Power and hard drive activity lights make for an aesthetically pleasing front which, subjectively, is spoilt by the bare ports beneath. There's the standard Line-In, Microphone, headphone, 2x USB 2.0, and a single 4-pin FireWire port. Shuttle's burgeoning list of accessories allows for a multicard reader (black, of course) to be used in lieu of a floppy drive. EPoX recently introduced its own cube with a front-mounted LCD screen. We reckon that would spoil the look of the G2 chassis, though.



Shuttle uses a mesh seethrough on both sides. It has the dual benefit of giving cooling a helping hand and looking good.

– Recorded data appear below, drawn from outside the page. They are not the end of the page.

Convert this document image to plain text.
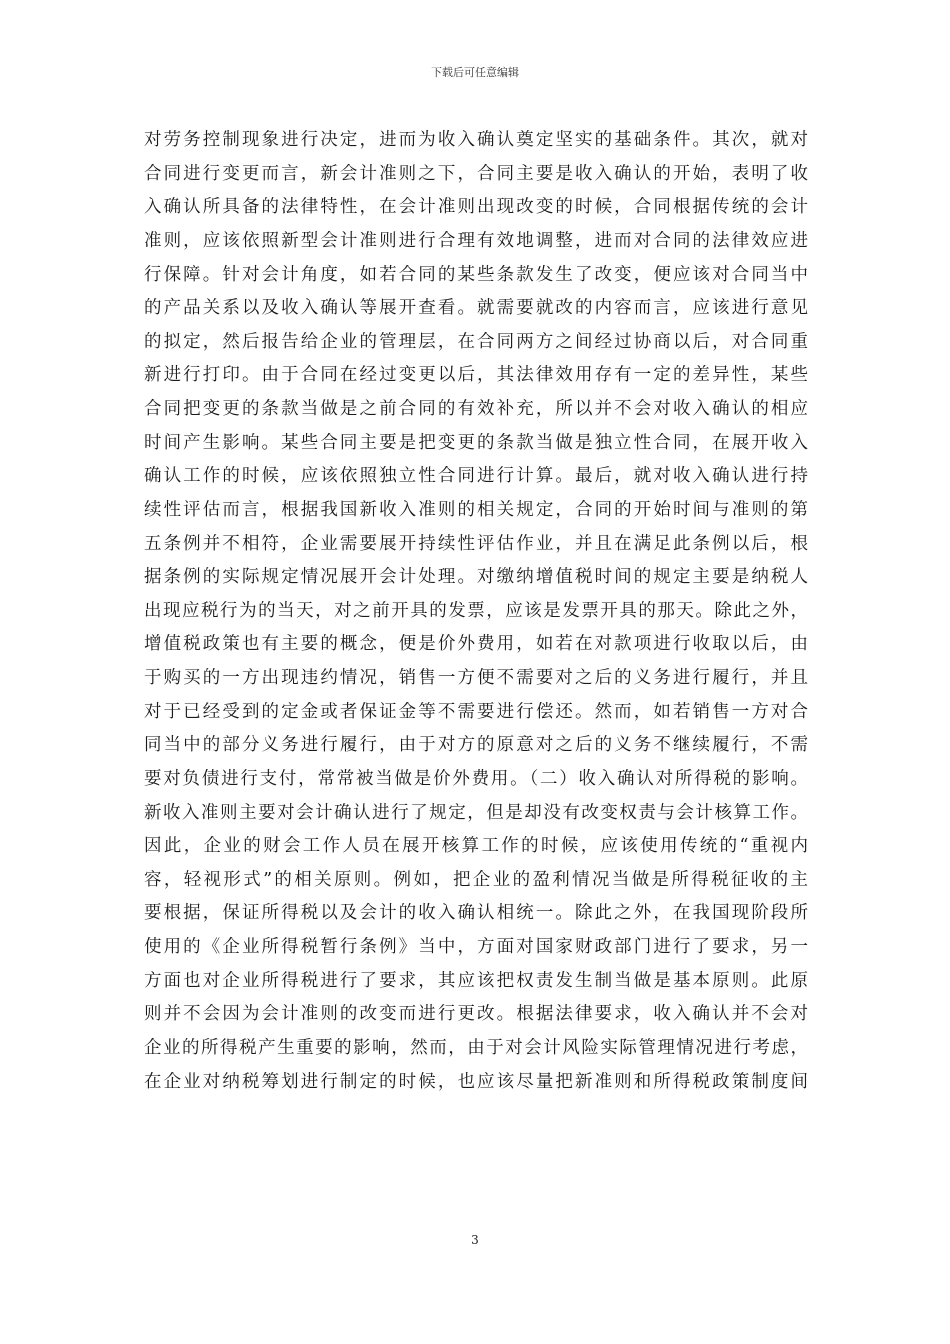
下载后可任意编辑
对劳务控制现象进行决定，进而为收入确认奠定坚实的基础条件。其次，就对
合同进行变更而言，新会计准则之下，合同主要是收入确认的开始，表明了收
入确认所具备的法律特性，在会计准则出现改变的时候，合同根据传统的会计
准则，应该依照新型会计准则进行合理有效地调整，进而对合同的法律效应进
行保障。针对会计角度，如若合同的某些条款发生了改变，便应该对合同当中
的产品关系以及收入确认等展开查看。就需要就改的内容而言，应该进行意见
的拟定，然后报告给企业的管理层，在合同两方之间经过协商以后，对合同重
新进行打印。由于合同在经过变更以后，其法律效用存有一定的差异性，某些
合同把变更的条款当做是之前合同的有效补充，所以并不会对收入确认的相应
时间产生影响。某些合同主要是把变更的条款当做是独立性合同，在展开收入
确认工作的时候，应该依照独立性合同进行计算。最后，就对收入确认进行持
续性评估而言，根据我国新收入准则的相关规定，合同的开始时间与准则的第
五条例并不相符，企业需要展开持续性评估作业，并且在满足此条例以后，根
据条例的实际规定情况展开会计处理。对缴纳增值税时间的规定主要是纳税人
出现应税行为的当天，对之前开具的发票，应该是发票开具的那天。除此之外，
增值税政策也有主要的概念，便是价外费用，如若在对款项进行收取以后，由
于购买的一方出现违约情况，销售一方便不需要对之后的义务进行履行，并且
对于已经受到的定金或者保证金等不需要进行偿还。然而，如若销售一方对合
同当中的部分义务进行履行，由于对方的原意对之后的义务不继续履行，不需
要对负债进行支付，常常被当做是价外费用。（二）收入确认对所得税的影响。
新收入准则主要对会计确认进行了规定，但是却没有改变权责与会计核算工作。
因此，企业的财会工作人员在展开核算工作的时候，应该使用传统的“重视内
容，轻视形式”的相关原则。例如，把企业的盈利情况当做是所得税征收的主
要根据，保证所得税以及会计的收入确认相统一。除此之外，在我国现阶段所
使用的《企业所得税暂行条例》当中，方面对国家财政部门进行了要求，另一
方面也对企业所得税进行了要求，其应该把权责发生制当做是基本原则。此原
则并不会因为会计准则的改变而进行更改。根据法律要求，收入确认并不会对
企业的所得税产生重要的影响，然而，由于对会计风险实际管理情况进行考虑，
在企业对纳税筹划进行制定的时候，也应该尽量把新准则和所得税政策制度间
3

Shuttle XPCs are all pretty similar in terms of features. The back is almost always identical, save for an HD15 connection from Northbridge-attached graphics (Intel Extreme Graphics 2 with the i865G chipset). The SB75G2 is all about performance, so there's no bandwidth-stealing GPUs to cater for. As is the norm, the ICE cooler dominates the centre, backplates for the AGP and single PCI slot on the right, and more ports and interfaces on the bottom.



2 serial ports, a standard 6-pin FireWire port, 4 further USB 2.0 ports, an RJ45 jack, PS/2 ports, and more analogue sound ports (that's a lot of ports!) provide enough connectivity for most scenarios. Oddly, the S/PDIF ports are located in the top-right corner. The G2 chassis' rear has a small circular cutout that supports the optional Wireless connectivity module. The layout works; Shuttle's proved that over time. Our only slight concern is with the lack of ingenuity over the past two years.